После Рафаэля начались нарастание плоти (особенно во Фландрии) и встречный порыв к аскезе (в Испании). Сегодня мне нужнее испанцы. В Италии после Возрождения мне не на чем остановить глаз. Живопись как искусство уступила место производству декоративных полотен для украшения дворцов. В Голландии «открытие мира и человека», о котором писал Буркхардт, свелось к открытию маленьких милых предметов бюргерской горницы. Рембрандт в это укладывается только ранний, а то, что я люблю — порыв гения сквозь пространство и время, — ни к какой эпохе не относится. Старые испанские мастера как-то продолжают средневековые традиции, приспосабливая к ним итальянскую перспективу, а Рембрандт, подобно Данте, — без предков и без потомков. Он замечательно приглушил светотенью трехмерность и выделил духовную жизнь человека из массы предметов, но никто не сумел пойти за ним. И в Эрмитаже для нас, после Рембрандта и старых испанцев, — духовная пустота. Конечно, не полная. Какие-то процессы искусствовед может отметить в живописи Франции, Англии. Шло медленное нарастание глубины в пейзаже. Коро остановился на пороге открытия музыки света и цвета в импрессионизме. Но родился бы импрессионизм без толчка от японской гравюры? Во всяком случае, открытие целостности мира в целостности света длилось недолго. Дальше все пошло по линии поисков новых и новых технических приемов, стало научно-экспериментальным. И импрессионизма, каким мы его знаем, без Японии, возможно, и не было бы.
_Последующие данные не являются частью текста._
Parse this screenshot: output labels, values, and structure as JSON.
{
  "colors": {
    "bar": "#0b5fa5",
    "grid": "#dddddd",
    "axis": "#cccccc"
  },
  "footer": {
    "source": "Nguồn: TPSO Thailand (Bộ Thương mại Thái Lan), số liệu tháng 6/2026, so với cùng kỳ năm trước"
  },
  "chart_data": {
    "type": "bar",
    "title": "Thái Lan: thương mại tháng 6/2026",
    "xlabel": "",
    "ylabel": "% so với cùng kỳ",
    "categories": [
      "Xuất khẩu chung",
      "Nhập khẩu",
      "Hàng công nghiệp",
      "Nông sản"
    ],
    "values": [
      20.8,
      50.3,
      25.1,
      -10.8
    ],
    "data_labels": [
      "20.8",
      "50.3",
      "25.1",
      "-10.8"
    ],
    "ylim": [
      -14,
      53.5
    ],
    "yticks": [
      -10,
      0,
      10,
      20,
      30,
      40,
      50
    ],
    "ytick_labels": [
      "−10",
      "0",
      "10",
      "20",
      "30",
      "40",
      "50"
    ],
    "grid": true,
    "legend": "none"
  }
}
Рафаэль. «Сикстинская Мадонна»
Рафаэль. «Сикстинская Мадонна»

Я очень обязан частным коллекциям, конфискованным революцией и собранным в довоенном Музее Новой западной живописи. Каждую неделю я ходил туда, как в церковь, и отмывал душу от тьмы 30-х годов. Залы были почти пусты. Это искусство не «раскручивали», как сказали бы теперь, но еще терпели. И я часами стоял в тишине у картин Ренуара, Моне, Марке, Сислея, Сезанна, Ван Гога… Дольше всего у Моне. Но дух целого, занесенный с Дальнего Востока, снова отлетел от Франции.

Такое же чувство духовной дыры и в истории романа — между Сервантесом и Стендалем. Я не пропустил ни одного известного имени, но что они мне дали? Рационализм иссушил слово. Душа Европы с середины XVII века раскрывается в музыке; в иные эпохи и в иных странах — только в музыке. Прогрессивная Франция была захвачена спором Вольтера и Руссо, когда в захолустном Лейпциге Иоганн Себастьян Бах создавал свои «Страсти» и «Хорошо темперированный клавир». А началось это в Италии, казалось бы, духовно опустошенной.

Музыка барокко была возвращением к традициям готики, сочетанием конструктивного разума и полета веры в небо. То, что Мандельштам сказал о готическом соборе: «Души готической рассудочная пропасть». И то, что он сказал о Бахе, очень близко: «А ты ликуешь, как Исайя, о, рассудительнейший Бах!»

Покаяние, очистившее душу, сделало возможным новое открытие красоты простой человечности, красоты неба на земле. Литературным выражением этого запоздалого поворота к античности было творчество Гёте и Шиллера. Но больше мне дает музыка: Моцарт, Гайдн, Глюк. И наконец — трагическое утверждение человеческого достоинства вопреки развернутым историей безднам — у Бетховена. Вместе с концом пути Бетховена, с его погружением вглубь, где нет никаких бурь — только шепот и лепет души, приблизившейся к Богу, — это лучшее, что Запад внес в мировую культуру. Музыка Запада, то уступая шуму, то погружаясь в тишину, как Франк, уравновешивает распад мира на атомарные факты. И мы повторяем вместе с Верленом: «В начале музыка…»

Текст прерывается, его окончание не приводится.